The Business of Caring


Thanksgiving was just days away. 

On the front seat of my hard-working Honda was a neat stack of QuickBooks-generated invoices.  They were ready for signatures as I delivered the days promised products to our clients and customers. 

Carefully placed on the backseat and in the spacious car trunk sat the neatly organized cookie orders, reminding me of the logical pattern of bricks on a chimney.  There were Kraft-colored boxes holding my companies signature cookies; hand decorated butter cookies this time shaped like turkeys, acorns, plump pumpkin and other green and mustard-yellow winter vegetables.  Some of the cookies had been wrapped in crystal-clear cellophane bags with pretty ribbons while the brown boxes were closed with beige twine and stickered with Penny’s Pastries colorful polka-dot labels.      

At a stoplight I quickly took a peek to the backseat to make certain my deliveries were not shifting in the city traffic.  Afraid I’d stop short in mid-afternoon traffic or need to swerve slightly to miss a biker, I always carried extra product.      

But on this day the backseat was in order. 

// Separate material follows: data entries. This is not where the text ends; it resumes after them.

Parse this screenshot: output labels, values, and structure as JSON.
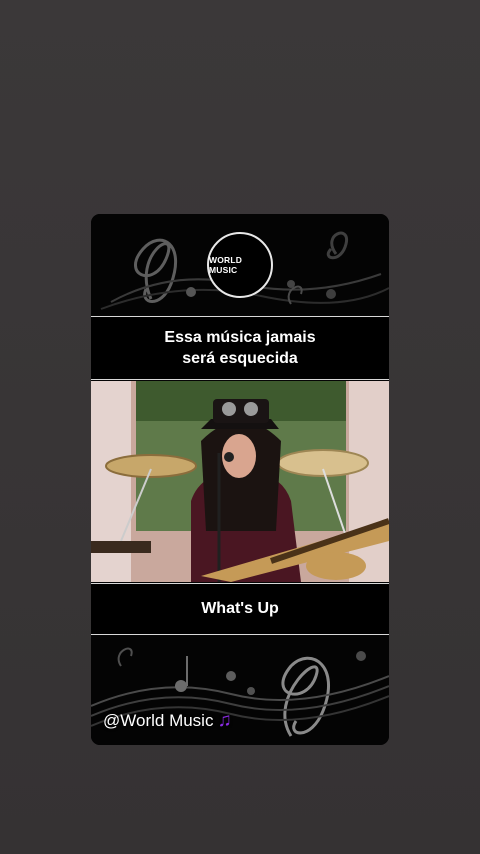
{
  "card": {
    "logo_text": "WORLD MUSIC",
    "headline_line1": "Essa música jamais",
    "headline_line2": "será esquecida",
    "song_title": "What's Up",
    "handle": "@World Music",
    "handle_icon": "musical-notes-icon"
  },
  "colors": {
    "background": "#3a3738",
    "card": "#050505",
    "text": "#ffffff",
    "divider": "#d8d8d8",
    "emoji": "#8a2be2"
  }
}
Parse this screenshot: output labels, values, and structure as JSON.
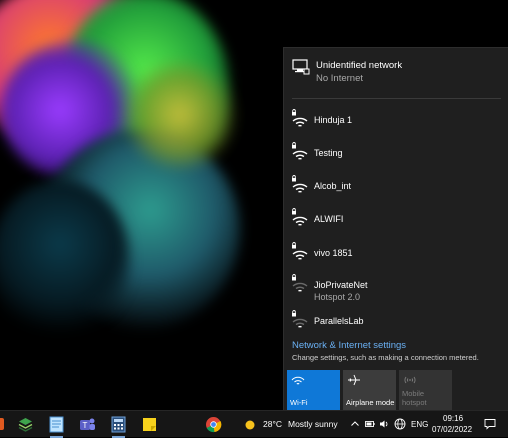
{
  "connection": {
    "name": "Unidentified network",
    "status": "No Internet"
  },
  "networks": [
    {
      "name": "Hinduja 1",
      "secured": true
    },
    {
      "name": "Testing",
      "secured": true
    },
    {
      "name": "Alcob_int",
      "secured": true
    },
    {
      "name": "ALWIFI",
      "secured": true
    },
    {
      "name": "vivo 1851",
      "secured": true
    },
    {
      "name": "JioPrivateNet",
      "subtitle": "Hotspot 2.0",
      "secured": true
    },
    {
      "name": "ParallelsLab",
      "secured": true
    }
  ],
  "settings": {
    "link": "Network & Internet settings",
    "description": "Change settings, such as making a connection metered."
  },
  "tiles": [
    {
      "label": "Wi-Fi",
      "state": "active",
      "icon": "wifi-icon"
    },
    {
      "label": "Airplane mode",
      "state": "off",
      "icon": "airplane-icon"
    },
    {
      "label": "Mobile hotspot",
      "label_line1": "Mobile",
      "label_line2": "hotspot",
      "state": "disabled",
      "icon": "hotspot-icon"
    }
  ],
  "taskbar": {
    "weather_temp": "28°C",
    "weather_text": "Mostly sunny",
    "language": "ENG",
    "time": "09:16",
    "date": "07/02/2022"
  },
  "colors": {
    "accent": "#0f78d7",
    "link": "#6ab0f3",
    "flyout_bg": "#1f1f1f",
    "taskbar_bg": "#161616"
  }
}
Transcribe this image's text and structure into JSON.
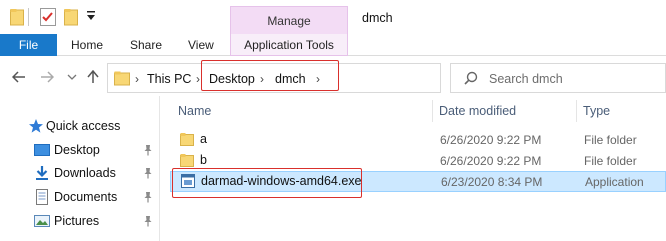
{
  "window": {
    "title": "dmch"
  },
  "contextual_tab": {
    "group_label": "Manage",
    "tab_label": "Application Tools"
  },
  "ribbon": {
    "tabs": [
      "File",
      "Home",
      "Share",
      "View"
    ]
  },
  "address_bar": {
    "crumbs": [
      "This PC",
      "Desktop",
      "dmch"
    ]
  },
  "search": {
    "placeholder": "Search dmch"
  },
  "nav_pane": {
    "items": [
      {
        "label": "Quick access",
        "icon": "star-icon",
        "pinned": false
      },
      {
        "label": "Desktop",
        "icon": "desktop-icon",
        "pinned": true
      },
      {
        "label": "Downloads",
        "icon": "download-icon",
        "pinned": true
      },
      {
        "label": "Documents",
        "icon": "documents-icon",
        "pinned": true
      },
      {
        "label": "Pictures",
        "icon": "pictures-icon",
        "pinned": true
      }
    ]
  },
  "file_list": {
    "columns": {
      "name": "Name",
      "date": "Date modified",
      "type": "Type"
    },
    "rows": [
      {
        "name": "a",
        "date": "6/26/2020 9:22 PM",
        "type": "File folder",
        "icon": "folder-icon"
      },
      {
        "name": "b",
        "date": "6/26/2020 9:22 PM",
        "type": "File folder",
        "icon": "folder-icon"
      },
      {
        "name": "darmad-windows-amd64.exe",
        "date": "6/23/2020 8:34 PM",
        "type": "Application",
        "icon": "application-icon"
      }
    ]
  },
  "colors": {
    "accent": "#1979ca",
    "manage": "#f3dcf5",
    "selection": "#cce8ff",
    "highlight": "#d9302c",
    "folder": "#f8d775"
  }
}
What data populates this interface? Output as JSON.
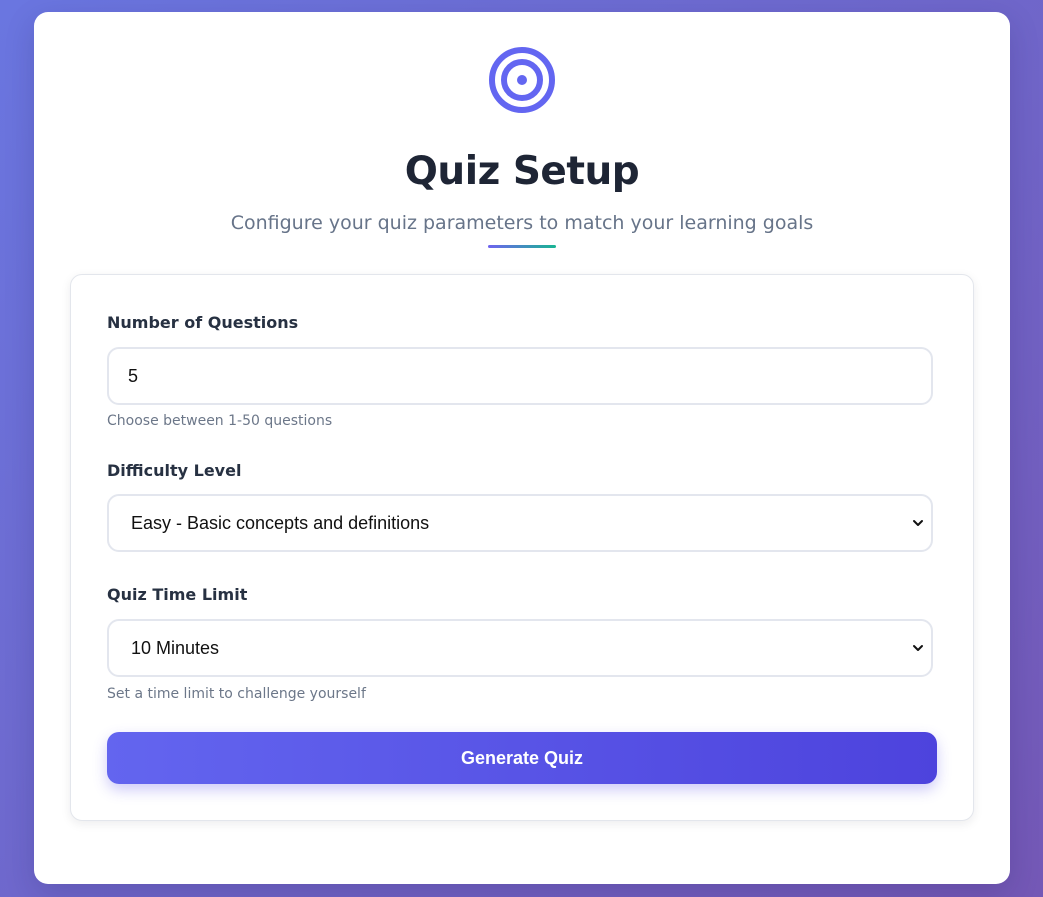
{
  "page": {
    "title": "Quiz Setup",
    "subtitle": "Configure your quiz parameters to match your learning goals",
    "icon": "target-icon",
    "accent_color": "#6366f1"
  },
  "form": {
    "num_questions": {
      "label": "Number of Questions",
      "value": "5",
      "hint": "Choose between 1-50 questions"
    },
    "difficulty": {
      "label": "Difficulty Level",
      "selected": "Easy - Basic concepts and definitions"
    },
    "time_limit": {
      "label": "Quiz Time Limit",
      "selected": "10 Minutes",
      "hint": "Set a time limit to challenge yourself"
    },
    "submit_label": "Generate Quiz"
  }
}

As I once again turned my attention back to the traffic light something beautiful caught my eye.  Across the busy street I saw a caregiver and a tiny blind child.  The child in black sunglasses that seemed too large for his face awkwardly carried the traditional red-tipped and bright white cane of the blind.               

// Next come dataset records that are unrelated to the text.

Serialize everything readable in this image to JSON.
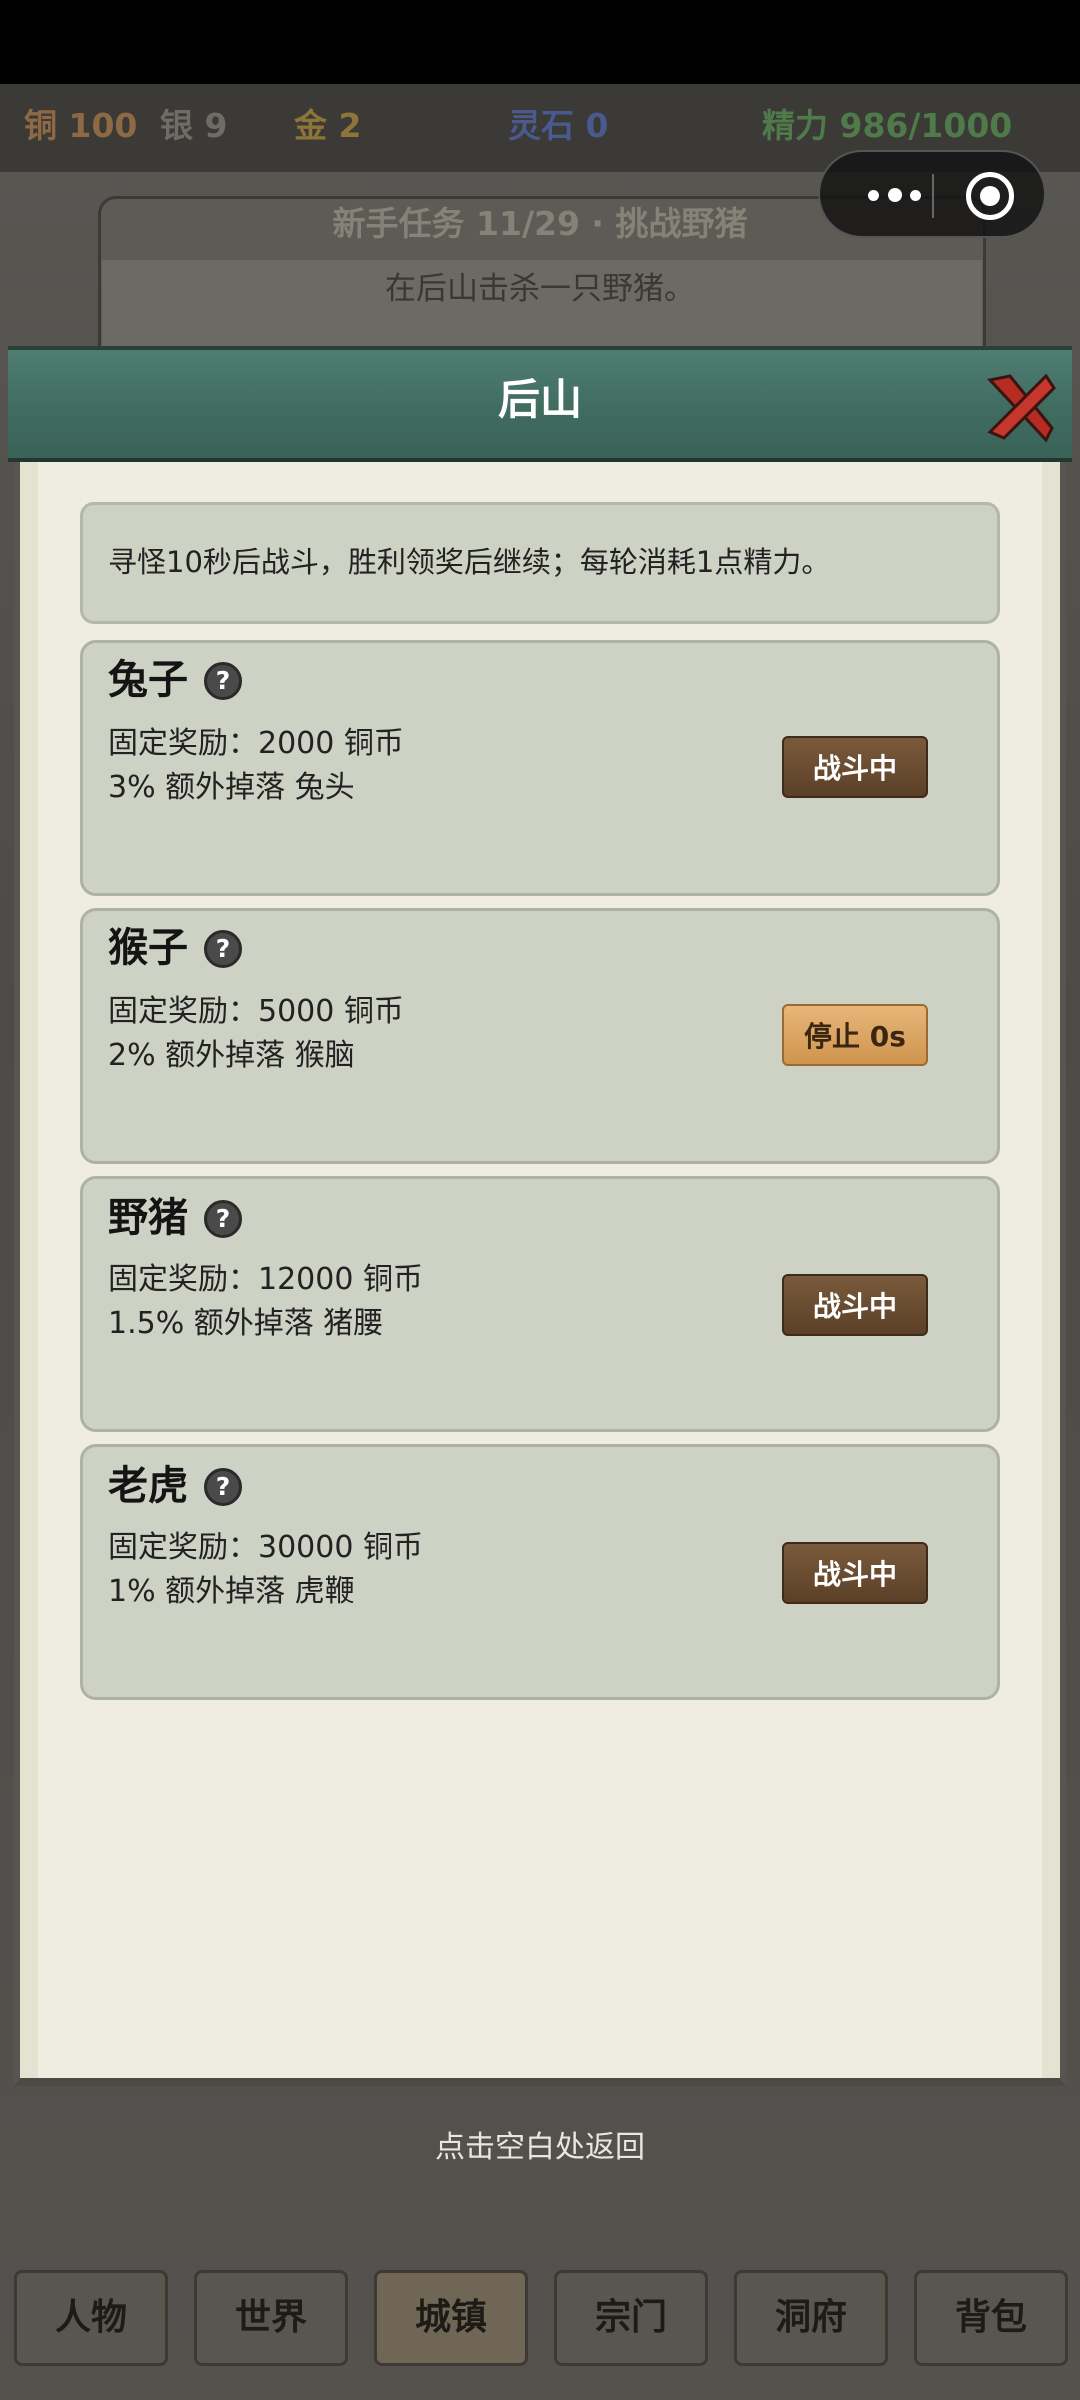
{
  "resources": {
    "copper": "铜 100",
    "silver": "银 9",
    "gold": "金 2",
    "spirit_stone": "灵石 0",
    "energy": "精力 986/1000"
  },
  "quest": {
    "title": "新手任务 11/29 · 挑战野猪",
    "description": "在后山击杀一只野猪。"
  },
  "modal": {
    "title": "后山",
    "info": "寻怪10秒后战斗，胜利领奖后继续；每轮消耗1点精力。"
  },
  "monsters": [
    {
      "name": "兔子",
      "reward": "固定奖励：2000 铜币",
      "drop": "3% 额外掉落 兔头",
      "button": "战斗中"
    },
    {
      "name": "猴子",
      "reward": "固定奖励：5000 铜币",
      "drop": "2% 额外掉落 猴脑",
      "button": "停止 0s"
    },
    {
      "name": "野猪",
      "reward": "固定奖励：12000 铜币",
      "drop": "1.5% 额外掉落 猪腰",
      "button": "战斗中"
    },
    {
      "name": "老虎",
      "reward": "固定奖励：30000 铜币",
      "drop": "1% 额外掉落 虎鞭",
      "button": "战斗中"
    }
  ],
  "help_icon_glyph": "?",
  "back_hint": "点击空白处返回",
  "nav": [
    "人物",
    "世界",
    "城镇",
    "宗门",
    "洞府",
    "背包"
  ],
  "colors": {
    "header_teal": "#3f6b5f",
    "parchment": "#eeede0",
    "card": "#cdd2c4",
    "button_brown": "#5b4027",
    "button_stop": "#cf954e"
  },
  "icons": {
    "menu": "more-dots-icon",
    "close_mini": "target-circle-icon",
    "close_modal": "close-x-icon",
    "help": "help-question-icon"
  }
}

I could see the caregiver gently talking to the young boy as she instructed him in the ways of crossing the busy urban street.   It was as if I could feel in my body his trust in her and at the same time her acceptance of her awesome responsibility. 

Something inside me whispered, “She is doing God’s work.” 





As the light turned green I eased into the intersection and spontaneously pulled into the first parking place I saw.  I turned off the motor and reached into the backseat, picking up one of the square cookie boxes. 

By now the caregiver and boy had safely crossed the street.  I greeted them, introduced myself and my company and offered them my gift of cookies.  They accepted the cookie box with big grins and we wished each other well. 

Even though I tell you this story with clarity it happened well over fifteen years ago.  But its memory is crystal clear because on that day I incorporated a life lesson that has never left me. 

Entrepreneurship can be isolating and extremely self-directed.  With its challenges, it’s need for creative strategies, tactics and skillful negotiations it can certainly bring out the selfish side in all of us. 

What I learned that day was my business could be a vehicle of kindness, compassion and caring.

And that I could create a business balanced between cash flow and caring for my community.